How can consumers support a drive towards sustainability and responsibility?

The great news is that some of the most high profile brands are leading the way in adopting practices that protect our beautiful planet for future generations.  Just look out for the use of recycled fabrics in new clothing.


Helly Hansen have gone much, much further than this, for example taking measures to reduce their water usage and consumption, by using dyeing technologies that don’t require water.  Working to reduce pollution by limiting or banning the use of certain chemicals, improved filtration and by supporting suppliers who use a circular water system that does not require new water, just rainwater is enough.


In addition, Helly Hansen is introducing more and more recycled materials, while also producing clothing that can be more readily recycled.  And of course this goes hand in hand with the ethos of making products that last beyond one season because “fast fashion” is not sustainable.


Helly Hansen Odin cuff


What do sustainable products look like in the real world?

We are guessing that you would never know that the Helly Hansen Odin 9 Worlds Infinity Shell Jacket is next generation sustainable.  This shell jacket uses ground breaking LIFA INFINITY PRO™ technology which is responsible but also waterproof and breathable to the level demanded by mountain professionals.


Producing such high performance fabrics without any added chemical treatments is a real achievement in the first place and the Odin collection actually boasts everlasting water repellent protection that never needs to be reproofed with chemical treatment after use.


Another option is the Odin Minimalist Infinity Shell Jacket which delivers optimal protection in a lightweight, minimalistic design that can be packed into a pocket.  It also features the revolutionary waterproof/breathable LIFA INFINITY™ membrane and in addition to that it is constructed with a recycled face fabric and a PFC*-free durable water repellent treatment.


Helly Hansen mono material range for ease of recycling


On the other hand if you want to focus on recyclability then the Helly Hansen Mono Material Insulator (which we reviewed here) is a beautifully tailored City Chic jacket that is super warm and 100% Recyclable.  Typically only 1% of the materials used to produce new clothing come from previously used clothing, but for this beautifully designed jacket, Helly Hansen have used a stunning 98% recycled materials, rising to 100% for the insulation.


We are currently testing the Helly Hansen Mono-material Rain Jacket and look forward to sharing our findings with you shortly.  In keeping with the Mono-Material Insulator, this jacket is made from 100% polyester and is easy to recycle.  When it is recycled, the quality of the fibres will be higher than those from garments using mixed fibres and of course the jacket is durable for long term usage and offers high level of protection from wind and rain.

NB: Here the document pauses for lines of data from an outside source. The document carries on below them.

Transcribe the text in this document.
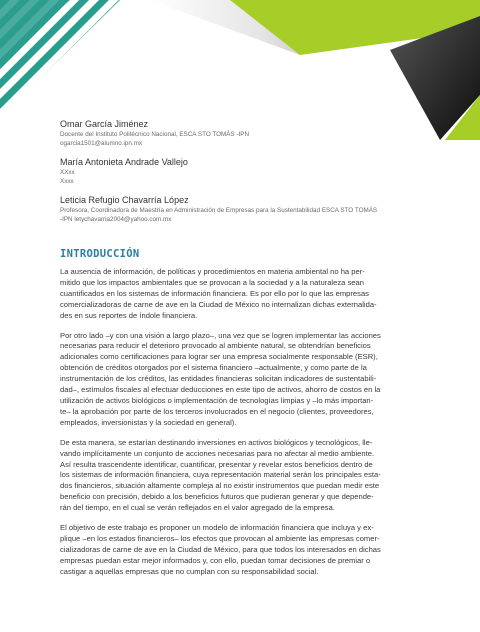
Omar García Jiménez
Docente del Instituto Politécnico Nacional, ESCA STO TOMÁS -IPN
ogarcia1501@alumno.ipn.mx
María Antonieta Andrade Vallejo
XXxx
Xxxx
Leticia Refugio Chavarría López
Profesora, Coordinadora de Maestría en Administración de Empresas para la Sustentabilidad ESCA STO TOMÁS
-IPN letychavarria2004@yahoo.com.mx
INTRODUCCIÓN

La ausencia de información, de políticas y procedimientos en materia ambiental no ha per-
mitido que los impactos ambientales que se provocan a la sociedad y a la naturaleza sean
cuantificados en los sistemas de información financiera. Es por ello por lo que las empresas
comercializadoras de carne de ave en la Ciudad de México no internalizan dichas externalida-
des en sus reportes de índole financiera.

Por otro lado –y con una visión a largo plazo–, una vez que se logren implementar las acciones
necesarias para reducir el deterioro provocado al ambiente natural, se obtendrían beneficios
adicionales como certificaciones para lograr ser una empresa socialmente responsable (ESR),
obtención de créditos otorgados por el sistema financiero –actualmente, y como parte de la
instrumentación de los créditos, las entidades financieras solicitan indicadores de sustentabili-
dad–, estímulos fiscales al efectuar deducciones en este tipo de activos, ahorro de costos en la
utilización de activos biológicos o implementación de tecnologías limpias y –lo más importan-
te– la aprobación por parte de los terceros involucrados en el negocio (clientes, proveedores,
empleados, inversionistas y la sociedad en general).

De esta manera, se estarían destinando inversiones en activos biológicos y tecnológicos, lle-
vando implícitamente un conjunto de acciones necesarias para no afectar al medio ambiente.
Así resulta trascendente identificar, cuantificar, presentar y revelar estos beneficios dentro de
los sistemas de información financiera, cuya representación material serán los principales esta-
dos financieros, situación altamente compleja al no existir instrumentos que puedan medir este
beneficio con precisión, debido a los beneficios futuros que pudieran generar y que depende-
rán del tiempo, en el cual se verán reflejados en el valor agregado de la empresa.

El objetivo de este trabajo es proponer un modelo de información financiera que incluya y ex-
plique –en los estados financieros– los efectos que provocan al ambiente las empresas comer-
cializadoras de carne de ave en la Ciudad de México, para que todos los interesados en dichas
empresas puedan estar mejor informados y, con ello, puedan tomar decisiones de premiar o
castigar a aquellas empresas que no cumplan con su responsabilidad social.
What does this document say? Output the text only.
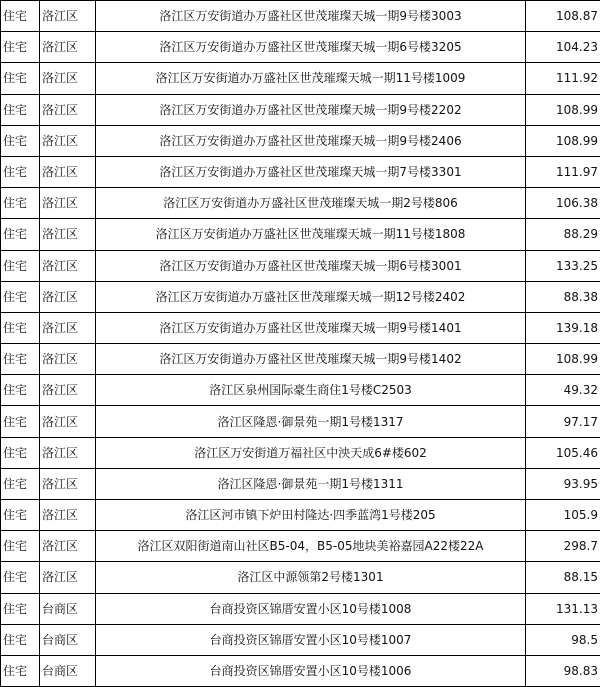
住宅	洛江区	洛江区万安街道办万盛社区世茂璀璨天城一期9号楼3003	108.87
住宅	洛江区	洛江区万安街道办万盛社区世茂璀璨天城一期6号楼3205	104.23
住宅	洛江区	洛江区万安街道办万盛社区世茂璀璨天城一期11号楼1009	111.92
住宅	洛江区	洛江区万安街道办万盛社区世茂璀璨天城一期9号楼2202	108.99
住宅	洛江区	洛江区万安街道办万盛社区世茂璀璨天城一期9号楼2406	108.99
住宅	洛江区	洛江区万安街道办万盛社区世茂璀璨天城一期7号楼3301	111.97
住宅	洛江区	洛江区万安街道办万盛社区世茂璀璨天城一期2号楼806	106.38
住宅	洛江区	洛江区万安街道办万盛社区世茂璀璨天城一期11号楼1808	88.29
住宅	洛江区	洛江区万安街道办万盛社区世茂璀璨天城一期6号楼3001	133.25
住宅	洛江区	洛江区万安街道办万盛社区世茂璀璨天城一期12号楼2402	88.38
住宅	洛江区	洛江区万安街道办万盛社区世茂璀璨天城一期9号楼1401	139.18
住宅	洛江区	洛江区万安街道办万盛社区世茂璀璨天城一期9号楼1402	108.99
住宅	洛江区	洛江区泉州国际豪生商住1号楼C2503	49.32
住宅	洛江区	洛江区隆恩·御景苑一期1号楼1317	97.17
住宅	洛江区	洛江区万安街道万福社区中泱天成6#楼602	105.46
住宅	洛江区	洛江区隆恩·御景苑一期1号楼1311	93.95
住宅	洛江区	洛江区河市镇下炉田村隆达·四季蓝湾1号楼205	105.9
住宅	洛江区	洛江区双阳街道南山社区B5-04，B5-05地块美裕嘉园A22楼22A	298.7
住宅	洛江区	洛江区中源领第2号楼1301	88.15
住宅	台商区	台商投资区锦厝安置小区10号楼1008	131.13
住宅	台商区	台商投资区锦厝安置小区10号楼1007	98.5
住宅	台商区	台商投资区锦厝安置小区10号楼1006	98.83
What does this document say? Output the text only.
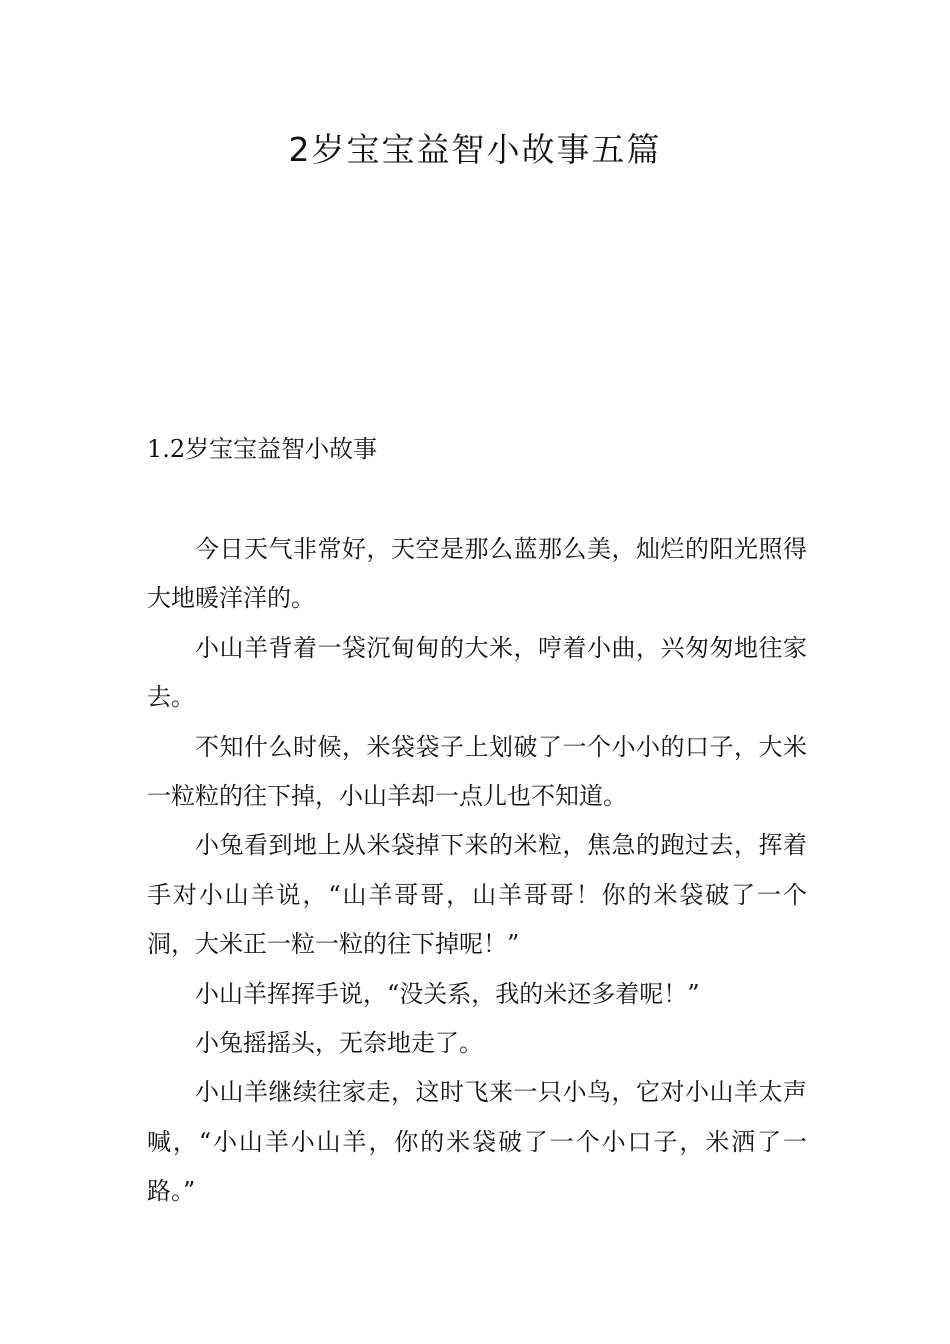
2岁宝宝益智小故事五篇
1.2岁宝宝益智小故事

今日天气非常好，天空是那么蓝那么美，灿烂的阳光照得大地暖洋洋的。

小山羊背着一袋沉甸甸的大米，哼着小曲，兴匆匆地往家去。

不知什么时候，米袋袋子上划破了一个小小的口子，大米一粒粒的往下掉，小山羊却一点儿也不知道。

小兔看到地上从米袋掉下来的米粒，焦急的跑过去，挥着手对小山羊说，“山羊哥哥，山羊哥哥！你的米袋破了一个洞，大米正一粒一粒的往下掉呢！”

小山羊挥挥手说，“没关系，我的米还多着呢！”

小兔摇摇头，无奈地走了。

小山羊继续往家走，这时飞来一只小鸟，它对小山羊太声喊，“小山羊小山羊，你的米袋破了一个小口子，米洒了一路。”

Choosing to buy from companies who embrace sustainable production methods and standards are just a part of the story.  With 73% of clothing either ending up in a landfill or being incinerated at the end-of-life we, as consumers, need to play our part.  For now, we are just beginning our sustainability journey but knowledge is power and if you take nothing one thing from this article remember this - we can all make a difference by the choices we make, so make those choices count. 


With thanks to Helly Hansen for opening our eyes to the possibilities!